Q. What quantization format does the MTP block use, and does it match the rest of the model? The retrofitted MTP routed-expert tensors use W4A16 INT4 group-128 symmetric quantization, matching the format of the base model’s routed experts [1]. Attention projections use FP8 block format consistent with the upstream pasta-paul convention [1].

Q. Can this model run on hardware without NVLink? Yes. The benchmarks were produced on two RTX PRO 6000 Max-Q GPUs with no NVLink connection [1]. The 671B total parameter model fits within the combined 192 GB of VRAM across the two cards [1].

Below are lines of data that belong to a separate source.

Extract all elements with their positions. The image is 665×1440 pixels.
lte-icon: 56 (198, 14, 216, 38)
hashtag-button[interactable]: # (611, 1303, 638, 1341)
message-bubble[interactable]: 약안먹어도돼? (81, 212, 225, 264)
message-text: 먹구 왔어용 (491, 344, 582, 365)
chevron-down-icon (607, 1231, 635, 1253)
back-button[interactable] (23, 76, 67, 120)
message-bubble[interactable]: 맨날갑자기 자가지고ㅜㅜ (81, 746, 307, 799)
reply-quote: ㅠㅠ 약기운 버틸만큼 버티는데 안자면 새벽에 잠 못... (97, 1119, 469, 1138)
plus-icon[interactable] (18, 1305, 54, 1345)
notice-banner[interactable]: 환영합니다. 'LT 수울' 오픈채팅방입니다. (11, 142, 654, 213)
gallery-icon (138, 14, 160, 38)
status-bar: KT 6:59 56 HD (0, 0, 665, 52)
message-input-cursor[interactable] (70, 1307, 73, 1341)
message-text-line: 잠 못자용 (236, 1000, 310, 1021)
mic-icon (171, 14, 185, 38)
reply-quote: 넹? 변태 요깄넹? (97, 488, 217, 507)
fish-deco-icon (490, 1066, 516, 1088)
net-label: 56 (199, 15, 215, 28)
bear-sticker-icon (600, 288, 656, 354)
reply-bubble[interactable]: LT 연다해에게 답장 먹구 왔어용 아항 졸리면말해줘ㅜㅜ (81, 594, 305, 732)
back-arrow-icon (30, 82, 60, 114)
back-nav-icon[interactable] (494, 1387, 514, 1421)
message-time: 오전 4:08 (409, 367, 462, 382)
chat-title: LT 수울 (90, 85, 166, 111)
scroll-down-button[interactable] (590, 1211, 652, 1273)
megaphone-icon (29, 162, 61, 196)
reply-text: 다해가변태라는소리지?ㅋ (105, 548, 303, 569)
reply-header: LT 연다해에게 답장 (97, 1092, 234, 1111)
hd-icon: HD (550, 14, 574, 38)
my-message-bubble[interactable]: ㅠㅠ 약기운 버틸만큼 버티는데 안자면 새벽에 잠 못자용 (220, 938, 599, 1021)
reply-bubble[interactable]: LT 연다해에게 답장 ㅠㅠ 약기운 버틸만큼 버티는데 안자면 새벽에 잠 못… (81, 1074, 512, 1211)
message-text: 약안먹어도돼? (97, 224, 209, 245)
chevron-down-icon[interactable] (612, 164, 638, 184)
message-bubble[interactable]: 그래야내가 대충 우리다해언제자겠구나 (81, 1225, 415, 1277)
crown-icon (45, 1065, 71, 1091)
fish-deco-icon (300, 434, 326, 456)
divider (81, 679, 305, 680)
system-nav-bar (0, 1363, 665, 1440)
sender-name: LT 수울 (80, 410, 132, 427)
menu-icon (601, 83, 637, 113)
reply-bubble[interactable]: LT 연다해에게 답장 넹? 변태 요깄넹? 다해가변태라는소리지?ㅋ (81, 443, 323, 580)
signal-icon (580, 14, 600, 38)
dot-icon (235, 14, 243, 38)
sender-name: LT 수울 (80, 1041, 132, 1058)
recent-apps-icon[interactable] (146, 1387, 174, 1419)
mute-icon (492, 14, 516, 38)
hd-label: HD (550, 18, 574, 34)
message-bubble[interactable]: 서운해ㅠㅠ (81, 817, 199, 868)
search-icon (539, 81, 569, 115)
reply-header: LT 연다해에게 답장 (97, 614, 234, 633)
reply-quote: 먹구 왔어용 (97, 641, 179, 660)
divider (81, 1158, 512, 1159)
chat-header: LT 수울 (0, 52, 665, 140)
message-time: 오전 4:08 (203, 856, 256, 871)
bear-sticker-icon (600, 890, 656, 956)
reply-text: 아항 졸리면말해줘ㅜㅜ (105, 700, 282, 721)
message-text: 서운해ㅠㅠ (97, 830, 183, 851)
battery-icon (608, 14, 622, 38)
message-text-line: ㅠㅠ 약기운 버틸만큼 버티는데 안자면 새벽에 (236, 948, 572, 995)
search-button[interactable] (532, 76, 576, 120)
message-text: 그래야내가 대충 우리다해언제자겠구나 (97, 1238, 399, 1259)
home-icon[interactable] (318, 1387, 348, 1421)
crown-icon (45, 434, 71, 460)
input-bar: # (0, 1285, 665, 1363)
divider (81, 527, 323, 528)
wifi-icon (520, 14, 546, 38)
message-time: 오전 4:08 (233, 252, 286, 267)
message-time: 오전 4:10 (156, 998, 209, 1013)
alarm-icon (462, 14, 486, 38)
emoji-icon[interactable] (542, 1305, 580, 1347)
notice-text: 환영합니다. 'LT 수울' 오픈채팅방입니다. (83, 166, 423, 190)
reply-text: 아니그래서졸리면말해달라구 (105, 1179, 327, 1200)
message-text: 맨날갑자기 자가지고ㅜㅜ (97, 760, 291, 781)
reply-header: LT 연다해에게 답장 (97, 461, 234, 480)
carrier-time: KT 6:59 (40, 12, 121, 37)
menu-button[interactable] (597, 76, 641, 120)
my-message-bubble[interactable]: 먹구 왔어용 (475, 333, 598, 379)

Q. Are the accuracy benchmarks sufficient to confirm production-quality output? The author describes the GSM8K, MMLU, and HumanEval runs as sanity checks on small samples (50 to 100 items), not full evaluations [1]. Full benchmark data is available in the model card, and operators requiring rigorous accuracy validation should consult that data and run their own evaluations.

Key takeaways

  • The MTP head in pasta-paul’s DeepSeek-V4-Flash quant is silently dropped by Hugging Face Transformers at load time, making vLLM’s MTP speculative decoding a no-op without intervention [1].
  • Retrofitting the MTP block with a GPTQ W4A16 INT4 pass and patching vLLM raises decode throughput from 52.85 tok/s to 85.52 tok/s at 524k context, a 62 percent improvement [1].
  • At 128k single-stream, the patched model reaches approximately 111 tok/s, more than doubling the no-MTP baseline [1].
  • The 671B parameter model fits on two 96 GB RTX PRO 6000 Max-Q GPUs without NVLink, using a mixed W4A16 INT4 and FP8 quantization scheme [1].
  • Small-sample accuracy checks show 93 percent on GSM8K and 90 percent on HumanEval syntactic evaluation, with MMLU tracking the base model [1].